A menina vinha a toda a
velocidade quando os seus pés eufóricos encontraram uma caixa de papelão
abandonada no meio da rua. Ela começou a cair e podia ouvir a respiração
bestial do alto-sujo-alto poucos passos atrás. A sua mão livre tocou o chão
primeiro e ela sentiu o arranhão quente e úmido que agora marcava a sua pele e
a despertava do torpor da queda. Os braços encardidos do homem se esticaram
para agarrá-la pelo cabelo, mas ela podia oferecer mais dificuldade do que
aquilo. Num instante já estava de novo de pé e contra o vento. E estaria longe
se aquelas mãos imundas não estivessem fechadas em volta das pontas dos seus
longos fios. A dor foi uma pontada profunda que ecoou por todo o seu corpo e o
caldo que escorreu pela nuca era medonho. Logo o homem jogava irado um tufo de
cabelo no chão e voltava à sua perseguição. Ela não podia olhar para trás, se
parasse de correr, era o fim.
Onde
é que se pode vender coisas velhas?, ela se perguntava sem atinar com a
resposta. Pareceu uma eternidade o tempo que ela levou até criar coragem e
perguntar para a mãe. A resposta não foi muito educada, como ela esperava, mas
foi uma resposta. Soube por quase uma semana, mas não foi até lá. Foi preciso
que sua mãe fosse presa, como um catalisador de ânimos, para que ela fosse com
os primeiros raios do sol em busca do que era dela.

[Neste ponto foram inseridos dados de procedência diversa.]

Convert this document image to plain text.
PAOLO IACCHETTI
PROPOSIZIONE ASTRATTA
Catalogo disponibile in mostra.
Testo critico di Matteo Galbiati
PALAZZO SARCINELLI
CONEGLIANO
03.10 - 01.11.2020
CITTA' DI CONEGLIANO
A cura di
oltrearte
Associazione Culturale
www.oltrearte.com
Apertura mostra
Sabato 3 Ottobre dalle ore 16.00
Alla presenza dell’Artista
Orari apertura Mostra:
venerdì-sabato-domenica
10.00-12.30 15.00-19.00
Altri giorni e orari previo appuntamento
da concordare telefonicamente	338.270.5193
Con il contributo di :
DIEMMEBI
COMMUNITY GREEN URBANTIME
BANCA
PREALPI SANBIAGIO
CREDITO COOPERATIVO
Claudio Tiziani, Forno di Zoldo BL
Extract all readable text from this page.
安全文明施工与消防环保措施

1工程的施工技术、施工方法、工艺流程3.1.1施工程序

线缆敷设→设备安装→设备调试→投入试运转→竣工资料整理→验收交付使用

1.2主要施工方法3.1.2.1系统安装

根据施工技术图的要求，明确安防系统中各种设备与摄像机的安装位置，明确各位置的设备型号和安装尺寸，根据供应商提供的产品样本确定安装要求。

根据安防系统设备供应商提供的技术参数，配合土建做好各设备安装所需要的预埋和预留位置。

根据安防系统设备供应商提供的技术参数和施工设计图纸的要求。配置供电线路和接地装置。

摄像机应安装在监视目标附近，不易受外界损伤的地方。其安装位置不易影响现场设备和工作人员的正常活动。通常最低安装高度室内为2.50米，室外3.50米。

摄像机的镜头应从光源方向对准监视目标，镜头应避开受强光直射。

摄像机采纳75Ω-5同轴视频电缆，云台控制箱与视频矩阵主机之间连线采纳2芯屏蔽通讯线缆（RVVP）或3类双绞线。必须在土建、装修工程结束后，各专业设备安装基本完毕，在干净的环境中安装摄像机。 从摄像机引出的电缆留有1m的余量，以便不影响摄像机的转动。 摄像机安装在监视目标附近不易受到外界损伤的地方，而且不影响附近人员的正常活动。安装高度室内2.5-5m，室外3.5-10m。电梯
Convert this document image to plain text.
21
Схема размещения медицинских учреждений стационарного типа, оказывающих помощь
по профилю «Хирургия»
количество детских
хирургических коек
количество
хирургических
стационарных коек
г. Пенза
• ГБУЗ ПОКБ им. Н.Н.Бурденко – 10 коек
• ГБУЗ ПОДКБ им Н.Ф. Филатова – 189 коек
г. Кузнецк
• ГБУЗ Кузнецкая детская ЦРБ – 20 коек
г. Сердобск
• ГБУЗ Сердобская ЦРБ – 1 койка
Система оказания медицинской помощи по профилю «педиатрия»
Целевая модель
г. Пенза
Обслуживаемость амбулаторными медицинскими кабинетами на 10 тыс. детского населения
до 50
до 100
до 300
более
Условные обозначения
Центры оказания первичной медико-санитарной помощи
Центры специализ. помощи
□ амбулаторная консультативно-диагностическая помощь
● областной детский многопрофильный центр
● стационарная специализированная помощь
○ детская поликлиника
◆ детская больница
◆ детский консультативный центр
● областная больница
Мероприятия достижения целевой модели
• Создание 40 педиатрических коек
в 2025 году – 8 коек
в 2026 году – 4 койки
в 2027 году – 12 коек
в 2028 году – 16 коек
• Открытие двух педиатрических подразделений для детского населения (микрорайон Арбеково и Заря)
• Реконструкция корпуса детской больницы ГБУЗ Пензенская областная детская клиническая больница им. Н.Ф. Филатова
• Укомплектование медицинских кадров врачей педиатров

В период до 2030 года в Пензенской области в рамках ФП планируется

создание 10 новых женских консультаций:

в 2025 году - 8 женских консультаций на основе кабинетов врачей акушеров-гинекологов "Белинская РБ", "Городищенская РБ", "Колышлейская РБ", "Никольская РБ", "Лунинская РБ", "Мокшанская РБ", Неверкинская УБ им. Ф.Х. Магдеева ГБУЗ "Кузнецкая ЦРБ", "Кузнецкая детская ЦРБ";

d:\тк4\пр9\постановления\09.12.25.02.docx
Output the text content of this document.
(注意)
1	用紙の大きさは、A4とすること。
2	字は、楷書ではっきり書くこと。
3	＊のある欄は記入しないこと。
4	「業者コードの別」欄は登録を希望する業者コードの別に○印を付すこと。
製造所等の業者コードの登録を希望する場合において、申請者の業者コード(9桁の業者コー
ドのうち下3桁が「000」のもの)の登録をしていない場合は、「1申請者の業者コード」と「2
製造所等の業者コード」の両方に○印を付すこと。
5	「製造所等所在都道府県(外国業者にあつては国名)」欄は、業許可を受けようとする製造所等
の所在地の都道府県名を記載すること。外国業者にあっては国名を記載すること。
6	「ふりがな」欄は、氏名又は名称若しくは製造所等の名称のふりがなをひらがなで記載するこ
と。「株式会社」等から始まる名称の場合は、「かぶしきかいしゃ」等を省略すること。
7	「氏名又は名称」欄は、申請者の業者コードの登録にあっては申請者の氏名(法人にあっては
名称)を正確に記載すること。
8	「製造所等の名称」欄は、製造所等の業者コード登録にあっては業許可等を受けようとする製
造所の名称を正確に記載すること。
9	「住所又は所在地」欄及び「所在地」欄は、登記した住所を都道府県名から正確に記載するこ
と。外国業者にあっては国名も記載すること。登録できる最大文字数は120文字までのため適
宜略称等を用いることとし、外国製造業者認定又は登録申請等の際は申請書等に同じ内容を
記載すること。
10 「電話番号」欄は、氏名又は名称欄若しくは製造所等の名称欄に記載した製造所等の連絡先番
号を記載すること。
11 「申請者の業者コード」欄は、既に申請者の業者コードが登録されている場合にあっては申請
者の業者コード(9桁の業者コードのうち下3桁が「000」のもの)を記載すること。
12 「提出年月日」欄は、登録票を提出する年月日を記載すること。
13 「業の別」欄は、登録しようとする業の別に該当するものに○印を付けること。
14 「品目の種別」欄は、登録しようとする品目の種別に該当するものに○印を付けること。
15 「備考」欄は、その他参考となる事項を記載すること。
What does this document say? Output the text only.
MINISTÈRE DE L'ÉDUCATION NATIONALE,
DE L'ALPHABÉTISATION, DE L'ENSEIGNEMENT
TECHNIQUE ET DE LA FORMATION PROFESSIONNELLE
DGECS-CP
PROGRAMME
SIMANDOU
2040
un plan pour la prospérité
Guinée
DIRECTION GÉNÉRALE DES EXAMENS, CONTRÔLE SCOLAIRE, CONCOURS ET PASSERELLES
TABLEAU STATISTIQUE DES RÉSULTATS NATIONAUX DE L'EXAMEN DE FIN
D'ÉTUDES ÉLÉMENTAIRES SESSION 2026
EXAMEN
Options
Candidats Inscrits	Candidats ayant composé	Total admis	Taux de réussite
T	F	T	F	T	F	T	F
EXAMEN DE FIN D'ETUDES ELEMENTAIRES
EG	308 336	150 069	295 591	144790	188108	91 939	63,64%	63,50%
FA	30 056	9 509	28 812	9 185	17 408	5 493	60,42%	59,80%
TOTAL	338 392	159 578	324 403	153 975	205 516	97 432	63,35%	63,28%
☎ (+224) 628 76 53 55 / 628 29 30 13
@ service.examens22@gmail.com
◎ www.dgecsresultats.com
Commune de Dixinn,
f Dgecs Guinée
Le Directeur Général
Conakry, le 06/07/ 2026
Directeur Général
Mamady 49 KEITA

O alto-sujo-alto corria muito
perto quando ela decidiu virar à direita, e não à esquerda, em direção à ponte.
Atrás dela se distanciava a rua vinte e nove, tão calada e protetora. Ali deviam
estar o velho e as outras pessoas que olhavam torto para ela e a mãe, todos
eles torcendo pelos homens feios, mesmo sem saber nem um pingo da verdade. Seus
pés tocaram a vacilante madeira negra da ponte e embaixo dela o rio corria
calmo e austero, como um abraço de avô. Teve que diminuir o ritmo, com medo de
pisar muito forte na madeira frágil. Ela sabia que o grosso-redondo-careca já
havia desistido muito tempo atrás e caído ofegante pelo caminho. Mas o
alto-sujo-alto não, e nem a instabilidade da ponte o fez diminuir. Era medo o
que fazia todos os seus membros formigarem. Pressionou com força o bolso da
calça. Se ela parasse de correr, era o fim.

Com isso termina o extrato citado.